Pour ceux qui veulent aller plus loin : des cas pratiques et de jurisprudence figurent sur le site spécialisé de cet avocat. Un exemple intéressant de recours validé qui a conduit à une annulation du marché avec le cas d’un candidat sortant favorisé :

La détention d’informations nécessaires à l’élaboration des offres par le seul candidat sortant entraîne l’annulation d la procédure
(TA Paris, ord., 1er avril 2019, Sté Ebiosanté, n°1904340)
La procédure de passation du marché lancé par la Caisse Nationale de l’Assurance Maladie (CNAM) pour le renouvellement du programme de dépistage du cancer colorectal (fournitures de kits de dépistage) vient d’être annulée dans son intégralité par le juge des référés précontractuels du Tribunal administratif de Paris.
Était en cause le fait que seul l’attributaire sortant disposait d’informations permettant d’élaborer son offre de prix dans le cadre de ce marché.
En l’espèce, l’objet du marché était de fournir des kits de dépistage aux médecins et à certaines structures en charge de la gestion du dépistage. Or, le prix que les candidats devaient proposer dans leur réponse était un prix global par kit, incluant le conditionnement, le transport et la livraison. Les informations relatives à la volumétrie des kits et à la répartition géographique des commandes avaient donc évidemment un impact important sur le prix proposé.

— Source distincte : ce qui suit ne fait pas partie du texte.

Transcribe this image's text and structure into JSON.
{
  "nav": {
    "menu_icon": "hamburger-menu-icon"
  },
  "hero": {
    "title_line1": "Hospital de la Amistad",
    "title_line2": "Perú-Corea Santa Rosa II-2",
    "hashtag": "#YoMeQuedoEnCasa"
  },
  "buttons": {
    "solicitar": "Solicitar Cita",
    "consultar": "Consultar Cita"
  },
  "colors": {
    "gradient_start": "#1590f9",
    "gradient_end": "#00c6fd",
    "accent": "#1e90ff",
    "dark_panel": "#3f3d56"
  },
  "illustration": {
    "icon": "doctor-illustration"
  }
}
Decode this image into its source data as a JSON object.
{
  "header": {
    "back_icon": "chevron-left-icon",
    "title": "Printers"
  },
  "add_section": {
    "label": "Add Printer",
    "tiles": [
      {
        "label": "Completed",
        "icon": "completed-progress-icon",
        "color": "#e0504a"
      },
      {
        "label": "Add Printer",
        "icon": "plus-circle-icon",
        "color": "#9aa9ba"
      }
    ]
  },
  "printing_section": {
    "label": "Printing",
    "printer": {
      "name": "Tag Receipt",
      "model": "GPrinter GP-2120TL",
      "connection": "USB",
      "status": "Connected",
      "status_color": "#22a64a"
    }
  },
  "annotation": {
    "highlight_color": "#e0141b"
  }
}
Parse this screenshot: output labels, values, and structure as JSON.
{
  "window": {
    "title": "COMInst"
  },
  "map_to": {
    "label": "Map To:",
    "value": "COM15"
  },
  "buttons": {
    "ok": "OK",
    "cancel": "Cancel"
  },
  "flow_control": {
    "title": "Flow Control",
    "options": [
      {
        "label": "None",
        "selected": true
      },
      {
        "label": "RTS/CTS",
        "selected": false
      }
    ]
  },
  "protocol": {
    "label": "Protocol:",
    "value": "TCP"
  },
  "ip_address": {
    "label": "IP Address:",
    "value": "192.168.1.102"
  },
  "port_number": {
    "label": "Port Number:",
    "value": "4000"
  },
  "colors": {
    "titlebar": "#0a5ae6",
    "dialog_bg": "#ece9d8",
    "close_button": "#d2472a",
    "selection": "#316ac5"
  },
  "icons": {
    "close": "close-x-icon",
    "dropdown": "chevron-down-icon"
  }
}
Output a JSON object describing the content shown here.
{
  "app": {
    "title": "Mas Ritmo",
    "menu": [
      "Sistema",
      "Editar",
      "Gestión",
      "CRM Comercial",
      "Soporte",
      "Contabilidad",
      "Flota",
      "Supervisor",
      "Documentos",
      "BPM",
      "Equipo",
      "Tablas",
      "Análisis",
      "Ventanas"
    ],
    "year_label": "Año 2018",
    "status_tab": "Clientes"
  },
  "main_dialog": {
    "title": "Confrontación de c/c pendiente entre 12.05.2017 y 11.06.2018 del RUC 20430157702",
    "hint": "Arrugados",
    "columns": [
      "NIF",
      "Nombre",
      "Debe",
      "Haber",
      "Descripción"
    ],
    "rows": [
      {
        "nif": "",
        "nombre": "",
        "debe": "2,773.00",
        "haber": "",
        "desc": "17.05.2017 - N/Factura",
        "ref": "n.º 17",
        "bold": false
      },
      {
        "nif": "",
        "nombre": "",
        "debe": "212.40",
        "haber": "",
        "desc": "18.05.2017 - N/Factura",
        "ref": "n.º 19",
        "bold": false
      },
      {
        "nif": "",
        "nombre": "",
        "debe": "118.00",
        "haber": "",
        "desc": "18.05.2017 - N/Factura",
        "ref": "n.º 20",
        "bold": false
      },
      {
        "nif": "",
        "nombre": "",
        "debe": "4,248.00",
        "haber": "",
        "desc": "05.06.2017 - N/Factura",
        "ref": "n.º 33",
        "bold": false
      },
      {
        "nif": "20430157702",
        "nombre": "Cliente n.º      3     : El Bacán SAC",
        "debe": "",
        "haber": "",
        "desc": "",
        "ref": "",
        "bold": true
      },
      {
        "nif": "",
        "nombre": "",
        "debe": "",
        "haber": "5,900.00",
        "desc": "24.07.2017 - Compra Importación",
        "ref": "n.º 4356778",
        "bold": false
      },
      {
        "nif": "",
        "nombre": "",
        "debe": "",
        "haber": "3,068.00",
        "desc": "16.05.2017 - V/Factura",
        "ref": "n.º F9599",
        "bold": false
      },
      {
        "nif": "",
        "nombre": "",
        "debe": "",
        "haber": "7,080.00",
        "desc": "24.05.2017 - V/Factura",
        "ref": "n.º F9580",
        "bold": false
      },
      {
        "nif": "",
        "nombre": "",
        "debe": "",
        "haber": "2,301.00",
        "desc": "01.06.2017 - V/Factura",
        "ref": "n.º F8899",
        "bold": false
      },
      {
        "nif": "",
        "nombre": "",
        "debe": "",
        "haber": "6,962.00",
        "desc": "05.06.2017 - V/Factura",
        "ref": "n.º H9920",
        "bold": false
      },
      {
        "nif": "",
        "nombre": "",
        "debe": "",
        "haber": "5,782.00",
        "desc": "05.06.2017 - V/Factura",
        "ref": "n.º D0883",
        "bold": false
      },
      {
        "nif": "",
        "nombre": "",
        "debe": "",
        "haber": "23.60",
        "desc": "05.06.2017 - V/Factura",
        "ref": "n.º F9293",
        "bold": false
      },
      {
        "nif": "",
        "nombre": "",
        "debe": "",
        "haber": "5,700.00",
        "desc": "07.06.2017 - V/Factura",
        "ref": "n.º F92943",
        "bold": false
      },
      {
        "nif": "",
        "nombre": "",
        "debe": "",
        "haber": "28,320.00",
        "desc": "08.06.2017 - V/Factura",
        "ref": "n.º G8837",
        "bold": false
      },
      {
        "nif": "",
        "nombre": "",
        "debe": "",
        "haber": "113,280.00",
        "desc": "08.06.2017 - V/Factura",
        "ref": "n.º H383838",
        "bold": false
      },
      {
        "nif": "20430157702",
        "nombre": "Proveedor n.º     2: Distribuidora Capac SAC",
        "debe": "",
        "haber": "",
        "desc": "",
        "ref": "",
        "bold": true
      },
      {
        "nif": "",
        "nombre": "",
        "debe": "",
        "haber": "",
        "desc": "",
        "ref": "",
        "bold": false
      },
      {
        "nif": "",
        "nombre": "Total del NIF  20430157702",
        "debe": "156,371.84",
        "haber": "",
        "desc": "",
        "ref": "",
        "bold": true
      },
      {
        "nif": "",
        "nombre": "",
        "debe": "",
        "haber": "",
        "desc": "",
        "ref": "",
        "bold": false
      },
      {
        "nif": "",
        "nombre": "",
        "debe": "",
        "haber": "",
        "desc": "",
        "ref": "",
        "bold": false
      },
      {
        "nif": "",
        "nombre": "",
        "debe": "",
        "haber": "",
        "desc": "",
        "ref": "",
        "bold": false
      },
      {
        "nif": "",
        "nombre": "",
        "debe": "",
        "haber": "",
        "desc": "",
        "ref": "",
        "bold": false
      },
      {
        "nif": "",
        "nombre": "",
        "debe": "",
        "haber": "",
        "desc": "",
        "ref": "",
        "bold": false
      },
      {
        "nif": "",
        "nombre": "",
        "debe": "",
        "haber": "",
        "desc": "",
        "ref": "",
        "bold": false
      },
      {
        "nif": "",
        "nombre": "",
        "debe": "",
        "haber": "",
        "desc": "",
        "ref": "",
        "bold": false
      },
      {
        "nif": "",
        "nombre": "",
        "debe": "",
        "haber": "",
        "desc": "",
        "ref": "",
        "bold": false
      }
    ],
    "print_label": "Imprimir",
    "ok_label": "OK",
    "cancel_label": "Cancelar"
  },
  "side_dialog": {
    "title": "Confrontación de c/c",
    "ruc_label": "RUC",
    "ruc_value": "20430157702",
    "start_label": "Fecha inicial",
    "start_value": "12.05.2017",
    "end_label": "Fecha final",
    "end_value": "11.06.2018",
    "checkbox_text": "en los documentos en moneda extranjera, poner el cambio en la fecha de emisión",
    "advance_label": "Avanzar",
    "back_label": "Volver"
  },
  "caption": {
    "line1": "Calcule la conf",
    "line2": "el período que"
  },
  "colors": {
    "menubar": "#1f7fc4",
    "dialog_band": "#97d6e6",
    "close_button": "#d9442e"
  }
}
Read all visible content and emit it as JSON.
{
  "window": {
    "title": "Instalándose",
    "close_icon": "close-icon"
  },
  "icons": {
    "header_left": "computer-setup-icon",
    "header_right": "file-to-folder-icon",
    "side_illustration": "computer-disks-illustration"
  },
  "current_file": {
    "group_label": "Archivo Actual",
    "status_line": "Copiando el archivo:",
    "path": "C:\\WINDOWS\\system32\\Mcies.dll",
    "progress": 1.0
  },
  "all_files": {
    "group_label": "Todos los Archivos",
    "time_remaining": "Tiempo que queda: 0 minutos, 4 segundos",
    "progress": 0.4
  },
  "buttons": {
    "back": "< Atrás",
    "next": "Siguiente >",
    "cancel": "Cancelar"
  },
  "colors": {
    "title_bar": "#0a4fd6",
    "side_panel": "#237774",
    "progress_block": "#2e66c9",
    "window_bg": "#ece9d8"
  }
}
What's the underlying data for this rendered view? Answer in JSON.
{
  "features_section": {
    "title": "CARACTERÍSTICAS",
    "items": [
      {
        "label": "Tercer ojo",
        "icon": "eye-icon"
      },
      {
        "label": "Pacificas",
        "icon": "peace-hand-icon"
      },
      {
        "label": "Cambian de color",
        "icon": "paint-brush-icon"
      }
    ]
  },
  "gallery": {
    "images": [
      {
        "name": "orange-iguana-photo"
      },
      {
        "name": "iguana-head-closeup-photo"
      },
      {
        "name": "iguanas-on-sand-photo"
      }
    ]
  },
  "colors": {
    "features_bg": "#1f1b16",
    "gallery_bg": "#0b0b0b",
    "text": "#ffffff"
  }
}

Or, dans le DCE, la CNAM n’avait pas transmis de chiffres précis sur cette répartition périodique ou géographique des commandes. Elle s’était en outre contentée, sur demande d’un candidat, de transmettre des tableaux incomplets et erronés.
Dans ces conditions le titulaire sortant, qui connaissait, lui, la répartition géographique et la volumétrie précise de livraison de ces kits était donc avantagé pour élaborer son prix.
Le TA considère donc que « la société eBioSanté est fondée à soutenir que le caractère incomplet des informations portées à la connaissance des candidats est susceptible de constituer un manquement aux obligations de publicité et de mise en concurrence ».
Le juge considère ensuite que, compte tenu du faible écart sur le critère prix (1,36/100), ce manquement est bien susceptible de léser la société requérante.
Les pouvoirs adjudicateurs doivent donc être particulièrement vigilants s’agissant des informations à transmettre dans le DCE pour rétablir l’égalité de traitement entre le sortant et les potentiels nouveaux entrants.